I am planning on placing a number of light sensors spaced inside a black box and measure the lux levels in the vertical and horizontal plane. My problem is that I am not sure which would be the best sensors to use with my Arduino Duemilanove.
Could anyone advice me which sensors would be most appropriate for this? I will order them from the UK as someone will be coming out to Tanzania in a couple of weeks who can bring them.
Many thanks,
Oliver

TSL230R could be it - a lightintensity to frequency converter for $6 - Light Intensity to Frequency IC - SEN-08940 - SparkFun Electronics

datasheet: - http://www.sparkfun.com/datasheets/Sensors/TSL230R-LF-e3.pdf
Arduino Tutorial - Arduino and the Taos TSL230R Light Sensor: Getting Started | The Roaming Drone

Should get you started!

Succes, don't know if you can order easily in rural Tanzania ? However ordering might be the easy part :slight_smile:

That TSL230R chip has high sensitivity in the infra-red, which might not be what you want - there is a defined spectral sensitivity curve for lux/lumen scale which more closely matches the typical human eye subjective response.

However if comparing similar lamps the sensitivity curve might be irrelevant... But I fear gas lamps vary in both colour-temperature and luminous intensity?

It's worth noting that if you're in the US, radio shack is selling the parallax tsl230r for $2. Cheap to try and easy to use.

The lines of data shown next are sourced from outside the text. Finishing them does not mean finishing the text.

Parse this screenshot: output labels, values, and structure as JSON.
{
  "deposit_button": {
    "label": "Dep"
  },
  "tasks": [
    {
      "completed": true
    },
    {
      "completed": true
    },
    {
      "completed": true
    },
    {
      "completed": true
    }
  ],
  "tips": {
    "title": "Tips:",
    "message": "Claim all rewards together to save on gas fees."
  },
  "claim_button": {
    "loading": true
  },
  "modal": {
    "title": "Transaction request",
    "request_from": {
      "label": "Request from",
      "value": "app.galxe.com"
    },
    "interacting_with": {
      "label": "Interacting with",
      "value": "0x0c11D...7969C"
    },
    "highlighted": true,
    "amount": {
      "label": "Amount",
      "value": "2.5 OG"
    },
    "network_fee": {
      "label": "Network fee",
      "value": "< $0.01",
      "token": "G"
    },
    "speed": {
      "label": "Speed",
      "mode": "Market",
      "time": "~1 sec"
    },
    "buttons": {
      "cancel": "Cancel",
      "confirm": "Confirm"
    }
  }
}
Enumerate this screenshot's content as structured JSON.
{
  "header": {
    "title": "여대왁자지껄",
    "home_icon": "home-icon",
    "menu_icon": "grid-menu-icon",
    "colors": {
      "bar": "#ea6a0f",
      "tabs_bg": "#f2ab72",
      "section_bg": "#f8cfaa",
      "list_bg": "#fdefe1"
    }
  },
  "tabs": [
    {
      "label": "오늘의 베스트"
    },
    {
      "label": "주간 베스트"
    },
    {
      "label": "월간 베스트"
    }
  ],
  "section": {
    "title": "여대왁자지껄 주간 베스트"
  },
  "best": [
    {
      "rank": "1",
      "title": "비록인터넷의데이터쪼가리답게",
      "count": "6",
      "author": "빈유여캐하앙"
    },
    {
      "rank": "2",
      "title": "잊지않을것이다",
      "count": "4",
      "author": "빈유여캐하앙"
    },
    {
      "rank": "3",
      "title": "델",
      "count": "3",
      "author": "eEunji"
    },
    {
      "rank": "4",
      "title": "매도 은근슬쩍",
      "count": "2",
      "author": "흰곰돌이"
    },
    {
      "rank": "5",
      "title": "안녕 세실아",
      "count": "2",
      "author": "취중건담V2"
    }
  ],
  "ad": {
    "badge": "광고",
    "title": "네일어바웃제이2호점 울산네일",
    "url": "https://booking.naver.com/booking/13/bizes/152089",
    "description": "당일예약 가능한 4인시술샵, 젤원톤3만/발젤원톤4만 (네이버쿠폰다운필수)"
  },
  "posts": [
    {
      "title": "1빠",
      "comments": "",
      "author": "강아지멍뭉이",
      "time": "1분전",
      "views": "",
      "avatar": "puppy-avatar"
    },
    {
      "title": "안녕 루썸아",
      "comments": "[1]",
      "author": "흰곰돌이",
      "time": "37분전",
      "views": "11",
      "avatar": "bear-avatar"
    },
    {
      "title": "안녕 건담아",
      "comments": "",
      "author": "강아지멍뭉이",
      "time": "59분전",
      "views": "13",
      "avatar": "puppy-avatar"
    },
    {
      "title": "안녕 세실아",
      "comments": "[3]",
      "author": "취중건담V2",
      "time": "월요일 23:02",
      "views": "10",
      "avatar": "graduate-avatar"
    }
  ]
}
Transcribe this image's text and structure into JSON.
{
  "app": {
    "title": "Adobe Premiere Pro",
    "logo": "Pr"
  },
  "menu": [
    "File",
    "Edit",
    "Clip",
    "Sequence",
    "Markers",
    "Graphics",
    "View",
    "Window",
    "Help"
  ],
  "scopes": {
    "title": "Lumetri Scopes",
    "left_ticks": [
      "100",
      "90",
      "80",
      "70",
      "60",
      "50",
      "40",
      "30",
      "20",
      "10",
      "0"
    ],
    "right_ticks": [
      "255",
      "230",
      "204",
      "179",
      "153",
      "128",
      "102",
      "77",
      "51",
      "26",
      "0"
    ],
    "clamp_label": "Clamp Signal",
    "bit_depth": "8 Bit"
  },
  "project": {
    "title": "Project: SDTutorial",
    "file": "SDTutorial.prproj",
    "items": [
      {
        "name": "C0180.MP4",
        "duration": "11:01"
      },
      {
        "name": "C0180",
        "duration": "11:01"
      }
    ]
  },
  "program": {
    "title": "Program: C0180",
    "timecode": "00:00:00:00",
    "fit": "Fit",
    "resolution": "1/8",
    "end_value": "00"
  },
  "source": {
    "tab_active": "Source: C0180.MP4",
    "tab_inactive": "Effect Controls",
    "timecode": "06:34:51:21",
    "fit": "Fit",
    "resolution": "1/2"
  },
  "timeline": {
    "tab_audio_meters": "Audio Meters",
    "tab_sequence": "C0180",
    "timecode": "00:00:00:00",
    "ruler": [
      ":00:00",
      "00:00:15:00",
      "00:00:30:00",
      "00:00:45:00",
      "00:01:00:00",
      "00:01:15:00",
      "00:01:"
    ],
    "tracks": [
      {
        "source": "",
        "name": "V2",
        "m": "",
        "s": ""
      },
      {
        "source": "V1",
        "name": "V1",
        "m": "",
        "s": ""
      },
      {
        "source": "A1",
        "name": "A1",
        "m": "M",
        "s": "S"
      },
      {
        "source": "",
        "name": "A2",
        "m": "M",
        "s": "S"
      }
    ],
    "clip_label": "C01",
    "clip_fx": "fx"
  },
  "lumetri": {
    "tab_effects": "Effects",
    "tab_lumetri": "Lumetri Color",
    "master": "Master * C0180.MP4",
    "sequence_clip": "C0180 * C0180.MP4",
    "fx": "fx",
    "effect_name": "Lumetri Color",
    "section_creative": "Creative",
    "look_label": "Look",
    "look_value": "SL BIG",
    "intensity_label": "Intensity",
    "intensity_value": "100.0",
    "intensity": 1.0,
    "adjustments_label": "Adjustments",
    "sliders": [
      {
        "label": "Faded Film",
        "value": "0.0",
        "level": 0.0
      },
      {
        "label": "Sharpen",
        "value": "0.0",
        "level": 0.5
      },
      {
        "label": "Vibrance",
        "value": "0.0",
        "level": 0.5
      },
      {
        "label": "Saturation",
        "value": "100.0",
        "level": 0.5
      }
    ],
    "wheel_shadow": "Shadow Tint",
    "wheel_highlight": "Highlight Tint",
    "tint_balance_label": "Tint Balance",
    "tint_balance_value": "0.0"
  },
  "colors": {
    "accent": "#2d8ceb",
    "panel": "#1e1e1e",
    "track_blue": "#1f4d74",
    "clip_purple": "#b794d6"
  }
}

Thanks for the replies. I have found these http://uk.farnell.com/taos/tsl230rp-lf/photodiode-sensor-l-volts/dp/1182355?Ntt=TSL230R on farnell in the UK, they seem to be the same thing, right?
Like I said, I am still fairly new to the Arduino world but I think I'll order these and give them a try, I might be back for some more assistance setting them up if I get stuck with the tutorial.
Any other suggestions for sensors would still be welcome as I have a few more days to order.
Thanks,
Oliver

That looks like the right unit. Your biggest problem will be calibrating the measurements returned from the sensor into lux or similar. Getting RELATIVE measurements and point graphing it should be easy, though, and there are sketches out there that should make it easy to get started.

I don't always get notifications from the forum, so please PM me if you reply and I don't notice. I have a dozen of these sensors and might be able to assist.